Gabriel Renaud also explains that caves are an especially excellent source of genetic material, because they often maintain a relatively constant temperature. Heat is the worst enemy of DNA because then DNA degrades faster than ice melting on a summer’s day.
“Million-year-old DNA has been discovered in ice, which is really good for preserving DNA, but the time limit for DNA that has not been frozen is about 100,000 years,” says Gabriel Renaud.
Re-emergence of bacteria in permafrost
Another perspective of Gabriel Renaud’s research on developing algorithms relates to identifying prehistoric bacteria and viruses.

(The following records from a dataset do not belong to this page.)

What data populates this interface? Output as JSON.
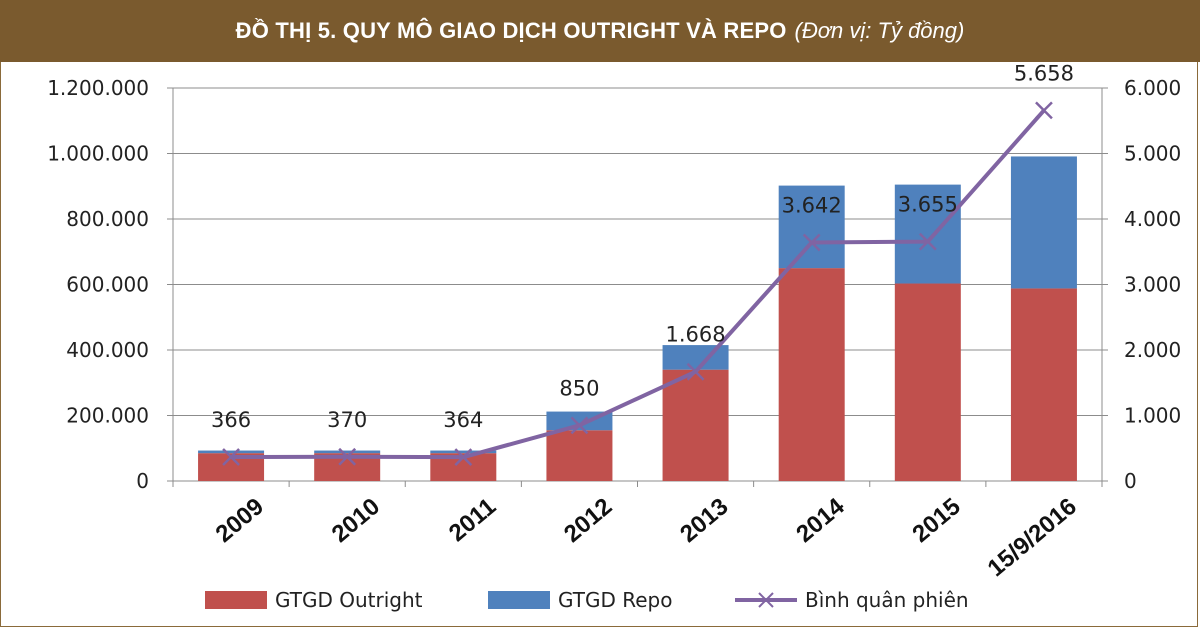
{
  "banner": {
    "title": "ĐỒ THỊ 5. QUY MÔ GIAO DỊCH OUTRIGHT VÀ REPO",
    "unit": "(Đơn vị: Tỷ đồng)"
  },
  "chart_data": {
    "type": "bar",
    "stacked": true,
    "title": "ĐỒ THỊ 5. QUY MÔ GIAO DỊCH OUTRIGHT VÀ REPO",
    "categories": [
      "2009",
      "2010",
      "2011",
      "2012",
      "2013",
      "2014",
      "2015",
      "15/9/2016"
    ],
    "series": [
      {
        "name": "GTGD Outright",
        "axis": "left",
        "color": "#c0504d",
        "values": [
          85000,
          85000,
          85000,
          155000,
          340000,
          650000,
          603000,
          588000
        ]
      },
      {
        "name": "GTGD Repo",
        "axis": "left",
        "color": "#4f81bd",
        "values": [
          8000,
          8000,
          8000,
          57000,
          75000,
          252000,
          302000,
          403000
        ]
      },
      {
        "name": "Bình quân phiên",
        "axis": "right",
        "type": "line",
        "color": "#8064a2",
        "values": [
          366,
          370,
          364,
          850,
          1668,
          3642,
          3655,
          5658
        ],
        "labels": [
          "366",
          "370",
          "364",
          "850",
          "1.668",
          "3.642",
          "3.655",
          "5.658"
        ]
      }
    ],
    "left_axis": {
      "ylim": [
        0,
        1200000
      ],
      "ticks": [
        "0",
        "200.000",
        "400.000",
        "600.000",
        "800.000",
        "1.000.000",
        "1.200.000"
      ]
    },
    "right_axis": {
      "ylim": [
        0,
        6000
      ],
      "ticks": [
        "0",
        "1.000",
        "2.000",
        "3.000",
        "4.000",
        "5.000",
        "6.000"
      ]
    },
    "grid": true,
    "legend": "bottom"
  }
}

According to Gabriel Renaud, bacteria and viruses are not just part of our history and prehistory but have been instrumental in shaping it. This applies to the bacteria and viruses that coexist peacefully with us but also to pathogenic bacteria and viruses.

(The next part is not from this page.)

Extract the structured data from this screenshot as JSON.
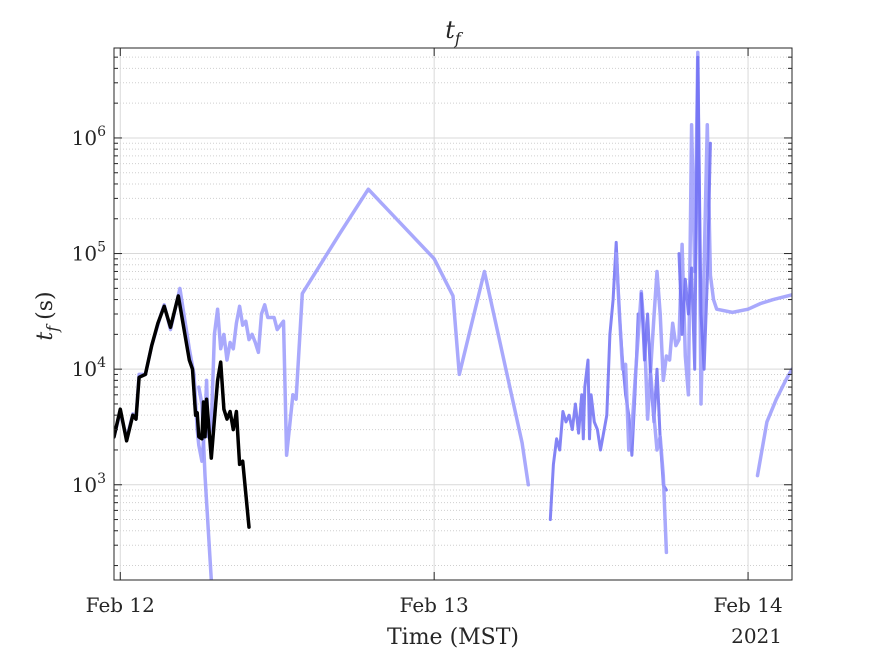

We have not been in contact with some of these pathogenic bacteria and viruses for thousands of years, and that means we have no defence against them if they re-emerge one day. The obvious question is whether this can happen. The answer is yes, and that puts climate change back in focus.
For example, under the permafrost in northern Siberia are grasses, bacteria and viruses that have not seen the light of day for 30,000 years. They just lie there waiting. Now the ice has begun to thaw, and bacteria and viruses have begun to re-emerge like prehistoric zombies rising from an icy tomb. Russian reindeer breeders have had to cull entire herds because they have been infected with the very lethal anthrax bacterium.
Researchers think that anthrax has re-emerged from its slumber after being dormant in a permanently frozen state for virtually the whole time that people have lived outside Africa. Now it is re-emerging in a world that has no protection at all against it.
“When you think about COVID-19 and how a tiny fragment of DNA can ruin global economies, we should be very interested in determining what lies hidden under the ice in various parts of the world. The bacteria and viruses are now waking up, and there is no guarantee that plants, animals or humans can defend against them. This is a very dangerous cocktail,” says Gabriel Renaud.
Developing algorithms to identify what is under the ice
Part of Gabriel Renaud’s research involves developing algorithms that can process the enormous quantity of genetic data that can be extracted from ice core samples from the Russian permafrost.
If the bacteria resemble some that we already know, he can use them as references and reconstruct complete bacteria and virus genomes.
If they are unlike anything we know, his algorithms must be adapted to build the genomes from scratch.
Regardless of which method this involves, the aim is to discover the properties of bacterial genomes, because only then can we find out how potentially infectious they are and how dangerous they can be.
“We want to discover what these bacteria and viruses are capable of, because it’s not a question of whether they will thaw but when,” concludes Gabriel Renaud.